The long-awaited ruling by the Court of First Instance (CFI) in Akzo Nobel has for the moment removed all hope that in-house lawyers could invoke the same rights of legal professional privilege (LPP) for European Commission (EC) law purposes that are enjoyed by independent external lawyers. The fact that the CFI reached a pragmatic rather than a principled decision in a case that cried out for a principled analysis must make the disappointment experienced by in-house lawyers about their differential treatment even more acute, despite the reality of the last 25 years.

The judgment warrants many criticisms but two stand out above the rest. Firstly, the ruling assumes incorrectly that in-house lawyers enjoy the luxury of delaying pressurised internal requests for high-level compliance assessments in order to access external legal advice; and secondly, there is no concrete evidence presented in the judgment suggesting that in-house lawyers observe rules of ethics that are so different to those applicable to external lawyers that the EC's task of ensuring competition compliance would be subverted. Indeed, the ruling appears premised on an unstated and unwelcome inference that competition law enforcement would become harder as a result of granting LPP to in-house lawyers.

If the CFI really believes, as it implies, that it is hamstrung by the European Court of Justice's (ECJ's) ruling in AM&S, it could have done more to flag up certain issues that merit exploration by the ECJ or, indeed, by the legislators.
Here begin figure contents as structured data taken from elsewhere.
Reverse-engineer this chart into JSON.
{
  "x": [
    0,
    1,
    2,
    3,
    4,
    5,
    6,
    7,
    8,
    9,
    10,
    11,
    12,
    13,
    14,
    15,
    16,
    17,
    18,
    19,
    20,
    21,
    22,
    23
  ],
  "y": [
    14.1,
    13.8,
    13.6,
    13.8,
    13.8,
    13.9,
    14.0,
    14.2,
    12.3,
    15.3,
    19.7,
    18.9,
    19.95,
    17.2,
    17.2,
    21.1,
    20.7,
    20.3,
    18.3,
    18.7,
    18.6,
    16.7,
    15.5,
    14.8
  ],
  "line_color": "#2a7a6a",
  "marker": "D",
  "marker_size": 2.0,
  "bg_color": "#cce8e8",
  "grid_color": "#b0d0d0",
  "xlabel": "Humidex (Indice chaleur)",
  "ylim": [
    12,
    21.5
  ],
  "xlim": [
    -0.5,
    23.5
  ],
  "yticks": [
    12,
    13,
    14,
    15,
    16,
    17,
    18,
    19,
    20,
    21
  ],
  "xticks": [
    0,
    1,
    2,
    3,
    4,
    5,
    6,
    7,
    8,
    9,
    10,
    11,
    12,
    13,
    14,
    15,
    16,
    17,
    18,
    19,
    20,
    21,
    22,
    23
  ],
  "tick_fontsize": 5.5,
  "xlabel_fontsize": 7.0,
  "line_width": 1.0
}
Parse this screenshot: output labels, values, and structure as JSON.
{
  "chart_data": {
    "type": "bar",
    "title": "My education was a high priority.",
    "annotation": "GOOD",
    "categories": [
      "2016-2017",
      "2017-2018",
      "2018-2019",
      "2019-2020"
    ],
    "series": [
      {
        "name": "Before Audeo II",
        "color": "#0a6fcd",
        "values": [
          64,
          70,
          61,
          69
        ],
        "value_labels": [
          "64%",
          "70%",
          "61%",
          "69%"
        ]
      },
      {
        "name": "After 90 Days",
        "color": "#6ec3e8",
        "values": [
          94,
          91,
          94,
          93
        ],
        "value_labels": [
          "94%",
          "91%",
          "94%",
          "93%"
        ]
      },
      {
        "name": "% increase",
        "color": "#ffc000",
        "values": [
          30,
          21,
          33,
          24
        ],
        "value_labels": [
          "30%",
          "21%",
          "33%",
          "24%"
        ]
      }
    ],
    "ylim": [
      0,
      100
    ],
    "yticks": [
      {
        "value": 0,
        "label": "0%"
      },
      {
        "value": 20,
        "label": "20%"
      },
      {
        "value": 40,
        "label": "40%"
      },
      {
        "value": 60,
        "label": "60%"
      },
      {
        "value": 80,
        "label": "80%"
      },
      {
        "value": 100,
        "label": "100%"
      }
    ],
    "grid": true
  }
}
These could have included reliance on the European Union (EU) doctrine of equivalence to encourage the levelling up of disparate national and EU standards on LPP. Alternatively, as a first step, the CFI could have explored the feasibility of a hybrid LPP system for in-house lawyers involving the creation of a rebuttable presumption that LPP applies to certain categories of internal documents created by in-house lawyers (e.g. to those created under the framework of an existing compliance policy).
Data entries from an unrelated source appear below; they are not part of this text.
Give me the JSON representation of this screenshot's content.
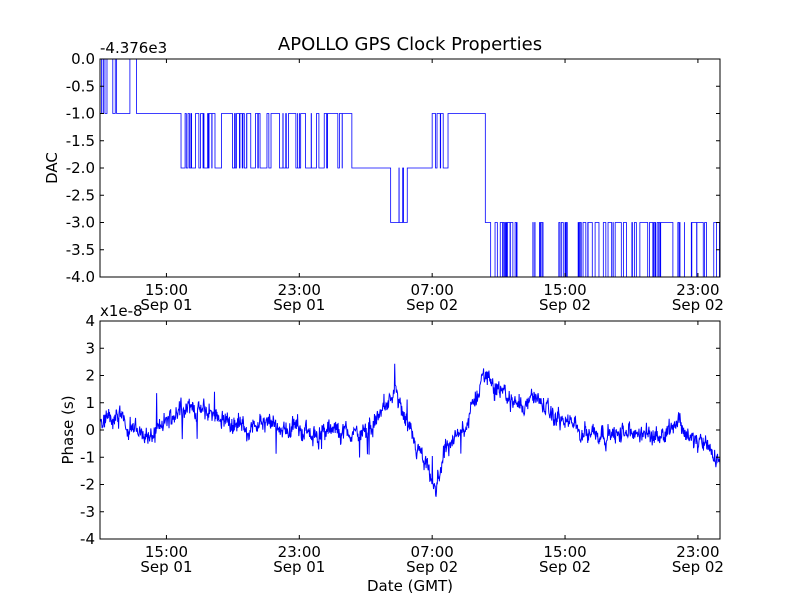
{
  "chart_data": [
    {
      "type": "line",
      "title": "APOLLO GPS Clock Properties",
      "ylabel": "DAC",
      "offset_label": "-4.376e3",
      "ylim": [
        -4.0,
        0.0
      ],
      "yticks": [
        "0.0",
        "-0.5",
        "-1.0",
        "-1.5",
        "-2.0",
        "-2.5",
        "-3.0",
        "-3.5",
        "-4.0"
      ],
      "xlim": [
        "2012-09-01 11:00",
        "2012-09-03 00:20"
      ],
      "xticks": [
        {
          "time": "15:00",
          "date": "Sep 01"
        },
        {
          "time": "23:00",
          "date": "Sep 01"
        },
        {
          "time": "07:00",
          "date": "Sep 02"
        },
        {
          "time": "15:00",
          "date": "Sep 02"
        },
        {
          "time": "23:00",
          "date": "Sep 02"
        }
      ],
      "segments": [
        {
          "hours": [
            11.0,
            11.3
          ],
          "level": 0.0,
          "toggle": -1.0,
          "switches": 5
        },
        {
          "hours": [
            11.3,
            12.0
          ],
          "level": -1.0,
          "toggle": 0.0,
          "switches": 3
        },
        {
          "hours": [
            12.0,
            12.8
          ],
          "level": -1.0,
          "toggle": 0.0,
          "switches": 0
        },
        {
          "hours": [
            12.8,
            13.2
          ],
          "level": 0.0,
          "toggle": -1.0,
          "switches": 0
        },
        {
          "hours": [
            13.2,
            15.3
          ],
          "level": -1.0,
          "toggle": -1.0,
          "switches": 0
        },
        {
          "hours": [
            15.3,
            20.5
          ],
          "level": -1.0,
          "toggle": -2.0,
          "switches": 34
        },
        {
          "hours": [
            20.5,
            26.5
          ],
          "level": -2.0,
          "toggle": -1.0,
          "switches": 32
        },
        {
          "hours": [
            26.5,
            28.5
          ],
          "level": -2.0,
          "toggle": -2.0,
          "switches": 0
        },
        {
          "hours": [
            28.5,
            29.0
          ],
          "level": -3.0,
          "toggle": -3.0,
          "switches": 0
        },
        {
          "hours": [
            29.0,
            29.5
          ],
          "level": -2.0,
          "toggle": -3.0,
          "switches": 3
        },
        {
          "hours": [
            29.5,
            31.0
          ],
          "level": -2.0,
          "toggle": -2.0,
          "switches": 0
        },
        {
          "hours": [
            31.0,
            32.0
          ],
          "level": -1.0,
          "toggle": -2.0,
          "switches": 6
        },
        {
          "hours": [
            32.0,
            34.2
          ],
          "level": -1.0,
          "toggle": -1.0,
          "switches": 0
        },
        {
          "hours": [
            34.2,
            34.5
          ],
          "level": -3.0,
          "toggle": -3.0,
          "switches": 0
        },
        {
          "hours": [
            34.5,
            36.0
          ],
          "level": -3.0,
          "toggle": -4.0,
          "switches": 16
        },
        {
          "hours": [
            36.0,
            48.33
          ],
          "level": -3.0,
          "toggle": -4.0,
          "switches": 80
        }
      ]
    },
    {
      "type": "line",
      "xlabel": "Date (GMT)",
      "ylabel": "Phase (s)",
      "offset_label": "x1e-8",
      "ylim": [
        -4,
        4
      ],
      "yticks": [
        "4",
        "3",
        "2",
        "1",
        "0",
        "-1",
        "-2",
        "-3",
        "-4"
      ],
      "xlim": [
        "2012-09-01 11:00",
        "2012-09-03 00:20"
      ],
      "xticks": [
        {
          "time": "15:00",
          "date": "Sep 01"
        },
        {
          "time": "23:00",
          "date": "Sep 01"
        },
        {
          "time": "07:00",
          "date": "Sep 02"
        },
        {
          "time": "15:00",
          "date": "Sep 02"
        },
        {
          "time": "23:00",
          "date": "Sep 02"
        }
      ],
      "trend": [
        {
          "hour": 11.0,
          "value": 0.2
        },
        {
          "hour": 12.0,
          "value": 0.5
        },
        {
          "hour": 13.0,
          "value": 0.1
        },
        {
          "hour": 14.0,
          "value": -0.3
        },
        {
          "hour": 15.0,
          "value": 0.3
        },
        {
          "hour": 16.0,
          "value": 0.9
        },
        {
          "hour": 17.0,
          "value": 0.7
        },
        {
          "hour": 18.0,
          "value": 0.6
        },
        {
          "hour": 19.0,
          "value": 0.2
        },
        {
          "hour": 20.0,
          "value": 0.1
        },
        {
          "hour": 21.0,
          "value": 0.2
        },
        {
          "hour": 22.0,
          "value": 0.0
        },
        {
          "hour": 23.0,
          "value": 0.1
        },
        {
          "hour": 24.0,
          "value": -0.2
        },
        {
          "hour": 25.0,
          "value": 0.0
        },
        {
          "hour": 26.0,
          "value": -0.1
        },
        {
          "hour": 27.0,
          "value": -0.2
        },
        {
          "hour": 28.0,
          "value": 0.7
        },
        {
          "hour": 28.8,
          "value": 1.4
        },
        {
          "hour": 29.4,
          "value": 0.2
        },
        {
          "hour": 30.0,
          "value": -0.6
        },
        {
          "hour": 30.8,
          "value": -1.6
        },
        {
          "hour": 31.2,
          "value": -2.3
        },
        {
          "hour": 31.8,
          "value": -0.6
        },
        {
          "hour": 32.5,
          "value": -0.3
        },
        {
          "hour": 33.2,
          "value": 0.4
        },
        {
          "hour": 33.8,
          "value": 1.5
        },
        {
          "hour": 34.2,
          "value": 2.1
        },
        {
          "hour": 34.8,
          "value": 1.6
        },
        {
          "hour": 35.5,
          "value": 1.2
        },
        {
          "hour": 36.5,
          "value": 0.9
        },
        {
          "hour": 37.2,
          "value": 1.3
        },
        {
          "hour": 38.0,
          "value": 0.6
        },
        {
          "hour": 39.0,
          "value": 0.3
        },
        {
          "hour": 40.0,
          "value": 0.0
        },
        {
          "hour": 41.0,
          "value": -0.1
        },
        {
          "hour": 42.0,
          "value": -0.2
        },
        {
          "hour": 43.0,
          "value": -0.1
        },
        {
          "hour": 44.0,
          "value": -0.2
        },
        {
          "hour": 45.0,
          "value": -0.1
        },
        {
          "hour": 45.8,
          "value": 0.4
        },
        {
          "hour": 46.5,
          "value": -0.3
        },
        {
          "hour": 47.5,
          "value": -0.6
        },
        {
          "hour": 48.33,
          "value": -1.2
        }
      ],
      "noise_amplitude": 0.35
    }
  ]
}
The fact that many of the adverse effects of the distinction in treatment between in-house and external lawyers can be mitigated by using oral communications or routing documents through external counsel only serves to reinforce defensive corporate cultures and buries significant internal debate on competition compliance.

Disappointingly, the CFI fails to recognise the pro-competition compliance benefits of having qualified lawyers at the heart of businesses where, with the protection of LPP, they would be capable of policing more effectively and aggressively any potential anti-competitive behaviour. Placed in this context, the CFI's ruling appears counter-intuitive and almost disproportionate in its effect. It seeks to keep the hypothetical door open for EC officials to access certain classes of documents, even though the overall number of EC investigations each year is relatively small.

The ruling does, however, offer two crumbs of comfort on the privilege front. Intriguingly, the CFI's decision to extend LPP to certain types of preparatory documents that are created exclusively for the purpose of seeking advice from an external lawyer, even though such documents might not even be sent to an external lawyer, offers the rare prospect of EC law on LPP for competition purposes being wider in some circumstances than under the common law. This new distinction could re-ignite a debate (recently 'parked' in the Competition Appeal Tribunal) over whether section 60 of the Competition Act 1998 could be used to import into the UK legal system any EU procedural guarantees that are more extensive than those existing in the common law.

The second crumb concerns the sensible clarification over the correct procedures to follow when a claim to LPP is disputed by EC officials during a dawn raid. Although the CFI's tidying-up will remove some unnecessary tensions during raids, on the scale of worries facing in-house lawyers it is only of marginal practical interest.

While it would be wrong to use the CFI's conservative judgment in Akzo Nobel as a justificatory argument for the creation of a new EU Competition Court, the ruling does expose for debate the extent to which independent practitioners (as indirect beneficiaries of the CFI's ruling) could do more to force the agenda for collective LPP reform at EU level. While the immediate battle may be lost, the forceful principled arguments for equivalence in treatment in LPP issues remain morally intact. Should Akzo Nobel decide to appeal, independent practitioners should push vigorously for the removal of the outdated straightjacket created by the ECJ's ruling in AM&S.

Adrian Wood is a senior associate and professional support lawyer in the European Union and competition group at Pinsent Masons.